Cent raseteurs, c’est beaucoup peut-être mais la solution n’est pas de classer les bons et les mauvais.
En organisant des courses avec des mauvais taureaux et des mauvais raseteurs, on va forcé : ment à l’échec.
Le mieux serait peut-être de décourager les apprentis-raseteurs au départ.
Si en protection, par exemple, on les envoyait dans des arènes difficiles comme les Saintes, Lunel ou Nîmes, certains n’auraient pas envie de retourner en piste. La concurrence est nécessaire en piste.
Je me souviens, en 1973, l’arrivée des Siméon, Rado, etc., a d’abord apporté un renouveau de spectateurs mais a aussi permis une remise en cause des « anciens ».
Il fallait sans cesse faire la preuve de nos capacités pour ne pas se faire bouffer.
Maintenant, il n’y a pas plus de remise en question de la part des raseteurs. Décontractés, ils font sept ou huit rasets par taureau, sans plus.
Vouloir également maintenir les hommes en catégorie « Avenir » jusqu’à 25 ans est une erreur.
En football, à cette âge-là, on est cuit.
Dans le raset à 30 ou 32 ans, on est sur le déclin.
Cela fait des carrières bien courtes ».

M.L. : Quels sont les meilleurs souvenirs de votre carrière ?
Patrick Castro : « Il y en a beaucoup.
Evidemment, au niveau des taureaux, il y a « Goya » qui était exceptionnel. Mais « Rami », « Ventadour », « Vergézois » ont aussi marqué ma carrière.
Au niveau des courses, celles qui resteront gravées dans ma mémoire sont une certaine finale du trophée de l’Avenir en 1979 et une Royale de Laurent à Lunel en 1976 où j’avais raseté seul les trois derniers taureaux ».
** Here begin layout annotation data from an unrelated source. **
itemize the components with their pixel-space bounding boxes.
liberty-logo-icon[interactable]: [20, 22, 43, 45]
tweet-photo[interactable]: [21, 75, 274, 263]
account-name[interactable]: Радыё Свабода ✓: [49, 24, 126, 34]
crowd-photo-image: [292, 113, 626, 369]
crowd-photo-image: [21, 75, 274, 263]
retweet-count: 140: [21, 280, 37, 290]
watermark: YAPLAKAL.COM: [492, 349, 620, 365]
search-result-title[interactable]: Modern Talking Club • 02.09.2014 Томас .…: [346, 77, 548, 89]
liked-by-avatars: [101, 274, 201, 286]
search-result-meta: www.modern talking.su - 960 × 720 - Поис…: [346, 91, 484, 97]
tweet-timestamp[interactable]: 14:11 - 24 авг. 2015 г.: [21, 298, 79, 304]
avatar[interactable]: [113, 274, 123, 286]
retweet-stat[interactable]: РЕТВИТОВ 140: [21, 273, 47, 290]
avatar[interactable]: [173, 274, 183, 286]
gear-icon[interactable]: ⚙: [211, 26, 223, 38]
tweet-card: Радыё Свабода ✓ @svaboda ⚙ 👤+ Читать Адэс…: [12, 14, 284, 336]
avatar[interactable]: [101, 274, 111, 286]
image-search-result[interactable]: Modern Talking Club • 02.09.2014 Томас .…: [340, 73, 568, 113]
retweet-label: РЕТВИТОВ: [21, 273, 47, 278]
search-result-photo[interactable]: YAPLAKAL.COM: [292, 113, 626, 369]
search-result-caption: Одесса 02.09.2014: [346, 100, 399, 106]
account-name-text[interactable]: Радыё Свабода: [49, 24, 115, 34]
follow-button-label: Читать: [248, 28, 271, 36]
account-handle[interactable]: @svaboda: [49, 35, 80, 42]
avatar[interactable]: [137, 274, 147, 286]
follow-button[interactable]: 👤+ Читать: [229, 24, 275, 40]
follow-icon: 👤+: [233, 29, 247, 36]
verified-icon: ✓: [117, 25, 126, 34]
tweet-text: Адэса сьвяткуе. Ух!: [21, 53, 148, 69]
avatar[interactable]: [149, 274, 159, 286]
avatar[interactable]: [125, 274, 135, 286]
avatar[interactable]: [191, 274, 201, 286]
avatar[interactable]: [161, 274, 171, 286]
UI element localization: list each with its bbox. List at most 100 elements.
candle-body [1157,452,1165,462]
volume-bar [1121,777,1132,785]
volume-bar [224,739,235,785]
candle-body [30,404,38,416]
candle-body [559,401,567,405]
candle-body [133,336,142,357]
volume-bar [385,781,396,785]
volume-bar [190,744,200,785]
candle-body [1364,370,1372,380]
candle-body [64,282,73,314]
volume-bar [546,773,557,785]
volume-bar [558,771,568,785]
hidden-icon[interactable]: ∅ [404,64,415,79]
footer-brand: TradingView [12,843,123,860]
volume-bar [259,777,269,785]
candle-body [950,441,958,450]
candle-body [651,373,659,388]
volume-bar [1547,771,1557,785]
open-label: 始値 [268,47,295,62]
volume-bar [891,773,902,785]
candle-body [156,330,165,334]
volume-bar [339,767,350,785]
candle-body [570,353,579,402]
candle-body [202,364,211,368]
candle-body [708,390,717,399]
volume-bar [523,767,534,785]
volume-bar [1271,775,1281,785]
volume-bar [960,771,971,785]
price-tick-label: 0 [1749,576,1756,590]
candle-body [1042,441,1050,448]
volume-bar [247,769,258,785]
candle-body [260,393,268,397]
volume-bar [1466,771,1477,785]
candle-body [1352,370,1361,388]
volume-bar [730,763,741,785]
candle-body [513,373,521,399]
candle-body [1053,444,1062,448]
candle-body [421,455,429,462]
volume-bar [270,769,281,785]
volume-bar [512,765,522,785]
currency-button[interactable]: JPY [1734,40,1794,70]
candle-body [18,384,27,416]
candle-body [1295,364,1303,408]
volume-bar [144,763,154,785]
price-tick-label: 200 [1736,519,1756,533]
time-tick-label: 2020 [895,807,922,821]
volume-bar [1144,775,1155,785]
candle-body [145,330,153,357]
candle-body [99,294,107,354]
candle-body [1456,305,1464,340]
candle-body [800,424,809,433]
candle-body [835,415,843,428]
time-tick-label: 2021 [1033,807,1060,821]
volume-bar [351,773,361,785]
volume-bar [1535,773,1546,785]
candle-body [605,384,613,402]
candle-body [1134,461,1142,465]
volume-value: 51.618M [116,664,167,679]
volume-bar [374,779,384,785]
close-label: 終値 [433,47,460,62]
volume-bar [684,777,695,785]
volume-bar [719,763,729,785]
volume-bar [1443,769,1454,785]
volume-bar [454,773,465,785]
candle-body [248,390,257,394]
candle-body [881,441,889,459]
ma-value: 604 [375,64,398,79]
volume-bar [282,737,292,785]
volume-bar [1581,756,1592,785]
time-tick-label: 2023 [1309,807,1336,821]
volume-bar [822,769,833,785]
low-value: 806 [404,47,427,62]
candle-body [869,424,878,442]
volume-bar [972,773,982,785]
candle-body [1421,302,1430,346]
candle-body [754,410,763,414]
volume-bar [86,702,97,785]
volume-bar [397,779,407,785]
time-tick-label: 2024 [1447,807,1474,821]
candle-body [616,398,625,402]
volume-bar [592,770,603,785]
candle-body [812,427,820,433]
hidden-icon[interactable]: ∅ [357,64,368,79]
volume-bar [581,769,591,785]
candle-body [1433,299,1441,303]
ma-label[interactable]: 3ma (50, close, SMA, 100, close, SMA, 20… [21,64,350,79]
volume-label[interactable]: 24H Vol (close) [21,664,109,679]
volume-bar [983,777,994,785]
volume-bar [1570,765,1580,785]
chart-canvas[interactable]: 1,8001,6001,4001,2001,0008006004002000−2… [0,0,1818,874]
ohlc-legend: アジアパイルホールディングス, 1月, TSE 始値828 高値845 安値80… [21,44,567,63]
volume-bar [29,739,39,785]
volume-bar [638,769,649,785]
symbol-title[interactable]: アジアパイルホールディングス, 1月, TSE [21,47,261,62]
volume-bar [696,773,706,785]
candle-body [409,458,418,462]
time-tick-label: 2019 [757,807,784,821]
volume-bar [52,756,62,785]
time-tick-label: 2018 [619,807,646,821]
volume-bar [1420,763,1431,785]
M.L. : Il doit aussi y avoir de mauvais souvenirs ?
Patrick Castro : « Les mauvais souvenirs, ce sont les blessures.
La première a d’ailleurs été la plus grave. C’était dans les arènes de Mauguio, le 17 août 1965.
J’ai eu la veine fémorale sectionnée par « Bagna » de Lhousteau-Vedel.
Ensuite, j’ai été blessé au bras par « Jupiter », « Bagna » (Mailhan), « Vergézois », deux fois par « Gardon » qui était ma bête noire, « Lieutenant », « Rameau », « Bingo » et la dernière fois, aux Saintes-Maries, en 79, par « Parpailloun » de Lagarde.
Mais chaque fois, on me faisait des points et je recourais le lendemain ».

M.L. : On ne peut pas parler de votre carrière sans faire référence à un certain public qui n’a pas toujours été tendre avec vous.
Patrick Castro : « C’est vrai et cela m’a fait très mal au début. Je ne comprenais pas.
On trouvait que je ne faisais pas assez briller les taureaux.
Mais en définitive, on se prend au jeu des critiques et des sifflets. C’est peut-être grâce à eux que j’ai réussi.
En fin de carrière curieusement, les réactions ont basculé et ceux qui me sifflaient m’applaudissent alors que j’apporte beaucoup moins à la course camarguaise ».

M.L. : On vous sifflait peut-être parce que vous aviez mauvais caractère ?
Patrick Castro : « Mais je n’ai pas mauvais caractère (éclats de rire).
C’est vrai, je suis un peu le McEnroe de la tauromachie.
Mais lorsqu’on est dans une piste difficile, il faut assumer ses responsabilités.
Je ronchonnais, je rouspétais... Mais à l’époque, je faisais 100 à 110 courses par saison... dans ces conditions, on ne peut pas avoir le sourire tout le temps ».

M.L. : Sans parler d’argent... vous pouvez tout de même nous confier quel est le plus gros attribut que vous ayez emporté.
Patrick Castro : « Tout le monde le sait, c’est une ficelle à 7.500 F dans les arènes de Nîmes en 1985 ».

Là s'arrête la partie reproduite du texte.